Containerization is a lightweight virtualization approach where applications are packaged with their libraries. Docker uses OS-level virtualization to share the host kernel, making containers more efficient than VMs.

  • Similarities: Both provide isolation, improve portability, and allow multiple workloads on one host.
  • Differences: VMs include a full guest OS and run on a hypervisor, providing stronger isolation. Containers share the host OS kernel, making them faster to start and less resource-intensive.

Docker Fundamentals: Layers, Images, and Containers

14. Discuss the basic components of containerization: layer, image, and container. How to build them? Present the similarities and differences.

  • Layer: A step in the construction of an image representing a filesystem change. Layers are reusable and improve build efficiency.
  • Image: A static, read-only template created using a Dockerfile. It contains the application and all dependencies.
  • Container: A running instance of an image. It is a lightweight wrapper around a process.

The build process involves writing a Dockerfile, building the image, and then running that image to initiate a container.

AWS Elastic Beanstalk: PaaS vs. EC2 IaaS

15. Elastic Beanstalk as a service in the PaaS model. How to deploy an application in this service? What is the difference with EC2?

AWS Elastic Beanstalk is a Platform as a Service (PaaS). To deploy, a user simply uploads their code (e.g., a ZIP file) and selects the platform (Java, Node.js, etc.). The service automatically handles provisioning, load balancing, and scaling.

The difference with Amazon EC2 (IaaS) is the level of control. EC2 requires the user to manage the OS, security patches, and software installation. Elastic Beanstalk abstracts this infrastructure management, allowing developers to focus solely on code.

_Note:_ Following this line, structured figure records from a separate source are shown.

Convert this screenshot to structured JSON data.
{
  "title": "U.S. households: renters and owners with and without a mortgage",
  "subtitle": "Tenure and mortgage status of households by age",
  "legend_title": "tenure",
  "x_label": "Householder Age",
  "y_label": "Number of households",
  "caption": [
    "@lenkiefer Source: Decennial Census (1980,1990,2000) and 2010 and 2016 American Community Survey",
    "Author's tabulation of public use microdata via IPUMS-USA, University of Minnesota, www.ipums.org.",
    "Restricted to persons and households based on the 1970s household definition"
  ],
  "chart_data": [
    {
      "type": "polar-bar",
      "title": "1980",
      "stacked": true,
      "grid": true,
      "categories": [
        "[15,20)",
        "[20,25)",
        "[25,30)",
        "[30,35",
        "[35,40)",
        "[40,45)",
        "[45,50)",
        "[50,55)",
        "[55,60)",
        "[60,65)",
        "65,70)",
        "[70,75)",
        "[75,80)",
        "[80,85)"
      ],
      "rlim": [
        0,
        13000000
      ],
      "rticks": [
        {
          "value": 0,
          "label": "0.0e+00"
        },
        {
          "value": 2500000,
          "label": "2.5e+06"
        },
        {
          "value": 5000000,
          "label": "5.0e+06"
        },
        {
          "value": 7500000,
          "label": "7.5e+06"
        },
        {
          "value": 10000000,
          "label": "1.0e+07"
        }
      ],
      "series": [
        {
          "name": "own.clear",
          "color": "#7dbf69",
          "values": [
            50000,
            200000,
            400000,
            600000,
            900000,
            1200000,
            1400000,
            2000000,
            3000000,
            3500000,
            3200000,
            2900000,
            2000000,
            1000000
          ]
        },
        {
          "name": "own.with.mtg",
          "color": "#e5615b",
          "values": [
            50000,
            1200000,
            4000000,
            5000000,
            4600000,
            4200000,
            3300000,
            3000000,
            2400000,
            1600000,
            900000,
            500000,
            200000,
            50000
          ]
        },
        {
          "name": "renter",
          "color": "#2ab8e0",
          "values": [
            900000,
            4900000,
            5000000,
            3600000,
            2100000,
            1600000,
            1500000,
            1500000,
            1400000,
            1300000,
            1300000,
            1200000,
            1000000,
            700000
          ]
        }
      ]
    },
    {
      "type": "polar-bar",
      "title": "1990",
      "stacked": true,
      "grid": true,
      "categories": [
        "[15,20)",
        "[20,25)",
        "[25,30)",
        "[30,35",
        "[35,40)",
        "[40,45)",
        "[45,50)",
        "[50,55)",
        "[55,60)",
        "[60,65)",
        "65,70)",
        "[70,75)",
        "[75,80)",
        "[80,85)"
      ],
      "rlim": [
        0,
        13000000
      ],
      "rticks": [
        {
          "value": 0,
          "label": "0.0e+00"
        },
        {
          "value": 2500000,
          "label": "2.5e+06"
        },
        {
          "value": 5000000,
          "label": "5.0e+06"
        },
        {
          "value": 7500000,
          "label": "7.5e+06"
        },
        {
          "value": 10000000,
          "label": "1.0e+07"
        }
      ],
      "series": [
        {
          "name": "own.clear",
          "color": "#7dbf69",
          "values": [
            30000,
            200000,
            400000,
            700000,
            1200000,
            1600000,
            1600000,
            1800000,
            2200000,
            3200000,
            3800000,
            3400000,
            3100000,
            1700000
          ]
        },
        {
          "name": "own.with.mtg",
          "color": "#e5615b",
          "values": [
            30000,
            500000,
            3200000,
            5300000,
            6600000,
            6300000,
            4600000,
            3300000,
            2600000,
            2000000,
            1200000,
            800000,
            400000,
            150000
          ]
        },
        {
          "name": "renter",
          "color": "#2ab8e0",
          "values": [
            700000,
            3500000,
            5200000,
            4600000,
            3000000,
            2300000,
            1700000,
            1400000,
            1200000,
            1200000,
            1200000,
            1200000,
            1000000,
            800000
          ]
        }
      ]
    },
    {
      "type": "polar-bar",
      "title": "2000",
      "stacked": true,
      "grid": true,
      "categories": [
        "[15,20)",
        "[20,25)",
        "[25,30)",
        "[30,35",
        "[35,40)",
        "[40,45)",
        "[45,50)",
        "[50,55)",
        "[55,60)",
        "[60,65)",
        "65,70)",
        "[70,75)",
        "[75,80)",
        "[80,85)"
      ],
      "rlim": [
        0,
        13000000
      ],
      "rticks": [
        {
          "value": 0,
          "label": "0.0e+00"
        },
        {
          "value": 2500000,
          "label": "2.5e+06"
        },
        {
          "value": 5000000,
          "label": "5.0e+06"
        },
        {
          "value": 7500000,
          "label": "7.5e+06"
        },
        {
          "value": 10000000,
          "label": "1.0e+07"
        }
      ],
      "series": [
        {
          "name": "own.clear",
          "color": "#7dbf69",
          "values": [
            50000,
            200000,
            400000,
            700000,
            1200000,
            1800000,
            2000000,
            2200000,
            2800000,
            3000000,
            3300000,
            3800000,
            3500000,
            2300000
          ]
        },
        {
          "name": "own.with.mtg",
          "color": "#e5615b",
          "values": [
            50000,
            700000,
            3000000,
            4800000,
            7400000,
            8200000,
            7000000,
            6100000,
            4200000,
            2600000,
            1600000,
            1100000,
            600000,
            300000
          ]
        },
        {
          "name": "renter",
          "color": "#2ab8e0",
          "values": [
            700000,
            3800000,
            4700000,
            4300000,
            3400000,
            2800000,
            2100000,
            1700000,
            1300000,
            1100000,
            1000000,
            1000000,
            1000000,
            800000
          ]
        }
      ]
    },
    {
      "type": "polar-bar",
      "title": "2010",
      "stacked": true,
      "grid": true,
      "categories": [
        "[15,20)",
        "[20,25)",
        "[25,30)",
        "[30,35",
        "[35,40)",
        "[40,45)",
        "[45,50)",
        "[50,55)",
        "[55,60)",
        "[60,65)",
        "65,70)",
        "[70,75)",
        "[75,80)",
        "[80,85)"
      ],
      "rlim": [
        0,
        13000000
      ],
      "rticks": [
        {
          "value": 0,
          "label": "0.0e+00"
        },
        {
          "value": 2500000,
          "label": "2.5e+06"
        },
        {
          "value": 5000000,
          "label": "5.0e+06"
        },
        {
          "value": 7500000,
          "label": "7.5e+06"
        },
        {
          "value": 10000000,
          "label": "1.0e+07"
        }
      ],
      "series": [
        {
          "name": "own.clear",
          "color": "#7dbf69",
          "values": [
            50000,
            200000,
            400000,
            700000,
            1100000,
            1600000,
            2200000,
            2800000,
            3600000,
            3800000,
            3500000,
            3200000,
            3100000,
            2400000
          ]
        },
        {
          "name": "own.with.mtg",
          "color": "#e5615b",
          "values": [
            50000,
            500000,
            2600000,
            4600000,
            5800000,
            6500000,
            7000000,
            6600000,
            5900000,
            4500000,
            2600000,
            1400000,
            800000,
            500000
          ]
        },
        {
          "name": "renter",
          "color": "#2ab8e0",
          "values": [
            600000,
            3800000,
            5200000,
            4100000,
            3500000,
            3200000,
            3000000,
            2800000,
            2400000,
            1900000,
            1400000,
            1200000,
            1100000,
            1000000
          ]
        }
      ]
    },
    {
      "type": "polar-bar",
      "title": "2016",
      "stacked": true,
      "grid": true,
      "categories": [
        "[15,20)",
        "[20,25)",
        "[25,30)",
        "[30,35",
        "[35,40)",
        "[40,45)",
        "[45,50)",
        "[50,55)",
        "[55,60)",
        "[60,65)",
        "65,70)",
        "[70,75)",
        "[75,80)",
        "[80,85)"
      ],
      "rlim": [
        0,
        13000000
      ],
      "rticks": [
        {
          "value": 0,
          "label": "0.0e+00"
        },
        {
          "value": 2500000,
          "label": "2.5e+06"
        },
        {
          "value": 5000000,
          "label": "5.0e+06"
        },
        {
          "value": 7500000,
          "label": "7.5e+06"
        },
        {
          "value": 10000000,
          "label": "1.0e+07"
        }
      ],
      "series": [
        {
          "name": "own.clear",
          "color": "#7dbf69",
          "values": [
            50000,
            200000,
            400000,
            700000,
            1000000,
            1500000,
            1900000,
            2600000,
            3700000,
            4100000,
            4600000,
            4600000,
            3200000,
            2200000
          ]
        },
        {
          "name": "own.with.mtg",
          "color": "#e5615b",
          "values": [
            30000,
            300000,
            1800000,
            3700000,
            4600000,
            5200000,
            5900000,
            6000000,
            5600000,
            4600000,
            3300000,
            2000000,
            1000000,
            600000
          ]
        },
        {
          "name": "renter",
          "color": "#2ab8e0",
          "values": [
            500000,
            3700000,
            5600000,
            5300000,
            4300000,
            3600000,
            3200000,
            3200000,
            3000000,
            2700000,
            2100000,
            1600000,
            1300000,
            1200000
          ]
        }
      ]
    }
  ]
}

Common Cloud Service Models: IaaS, PaaS, and SaaS

1. Describe the most common cloud models. Indicate their advantages and disadvantages. Compare IaaS / PaaS / SaaS models.

  • IaaS (Infrastructure as a Service): Provides VMs and networking. Pros: High flexibility. Cons: High management burden.
  • PaaS (Platform as a Service): Provides a deployment platform. Pros: Faster development. Cons: Less control and vendor lock-in.
  • SaaS (Software as a Service): Delivers complete apps via the web. Pros: Simple to use. Cons: Limited customization.

Cloud Deployment Models: Public, Private, and Hybrid

2. Discuss possible types of cloud computing implementation: private, hybrid, public. Suggest an example of the use of a hybrid cloud.

  • Public Cloud: Shared resources provided by third parties (e.g., AWS).
  • Private Cloud: Dedicated infrastructure for one organization.
  • Hybrid Cloud: Combines both. Example: A bank keeping sensitive data in a private cloud while using the public cloud to handle high web traffic during peak hours.

Configuring AWS EC2 and Elastic Beanstalk

3. EC2 and Elastic Beanstalk. What are these services? An example of what cloud model is each of them? What do you need to provide to configure each of them?

Amazon EC2 is an IaaS model. To configure it, you must provide an AMI (OS image), choose an instance type (CPU/RAM), set up networking (VPC), and configure security groups and SSH keys.

AWS Elastic Beanstalk is a PaaS model. To configure it, you primarily provide the application code and select the runtime environment. It automates the underlying EC2 setup, making it a simpler solution for rapid deployment.